Using the Framework in Practice
There is no no right place to start and no “correct” order for answering the questions in the Framework since every answer affects all the others. At times conversation moves naturally to the Situation, at others to an assessment of alternative Strategies or competing Theories of Change. Thinking of the answers as as variables, most of them will be fixed in a given situation, especially in the short run. Still, by systematically going over and over the same ground deficiencies may become glaringly apparent; new Strategic opportunities can appear, even breakthroughs; seemingly hopeless situations become amenable to change.

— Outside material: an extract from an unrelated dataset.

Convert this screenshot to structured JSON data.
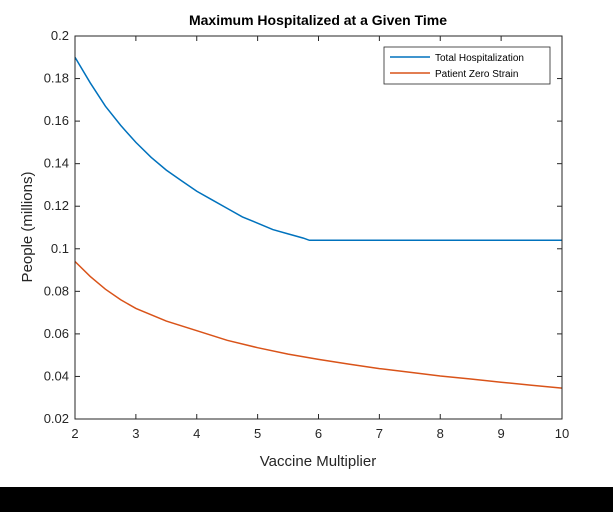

Finally, whether the Framework is used by individuals or as a consensus-building tool for coaltions and groups, it is an error to imagine that it will produce a clear, permanent and fixed course of action. Strategic advocates follow a plan, developed in advance, based on a systematic analysis of their situation; they are also flexible in the sense that they make adjustments on-the-fly as circumstances change. They are also honest with themselves, and in the face of persistent failure they pause periodically to entertain the possibility that their chosen strategy or one of their principal assumptions is flawed
Three practices will improve the quality of strategic thinking:
- See as clearly as possible from the perspective of others, including those of differing opinions, to understand their motivations and likely decisions. When disagreements are sharp there is a natural tendency to demonize others—especially when they are demonizing Seeing them as they see themselves will help you understand and anticipate how they are likely to react and sometimes reveal opportunities for defusing opposition or even collaborating.
- Anchor your work in vision. Every advocate is tempted to act in ways that conflict with the values they and their organizations claim to live by. Stay aware of your short-term and long-term goals, remaining focused on your vision in the heat of the moment when it is easy to go off track or mirror the opposing side rather than be true to your organization’s values.
- Be aware of your own emotions, especially anger and fear, which can cloud realistic assessment of options. Find ways to observe wrongdoing, mendacity and deceit without being controlled by your personal response to the provocations of others.
 The metaphor of three “streams” that flow along independently most of the time—the policy stream, the problem stream and the political stream—was first developed by political scientist John Kingdon. Kingdon argued that a “window of opportunity” for major changes in an existing policy occur when the three streams merge. We have found that this model and its cousin, “Punctuated Equilibrium,” to reassure students who become frustrated over bad policies that appear to be protected by unassailable coalitions and interest groups.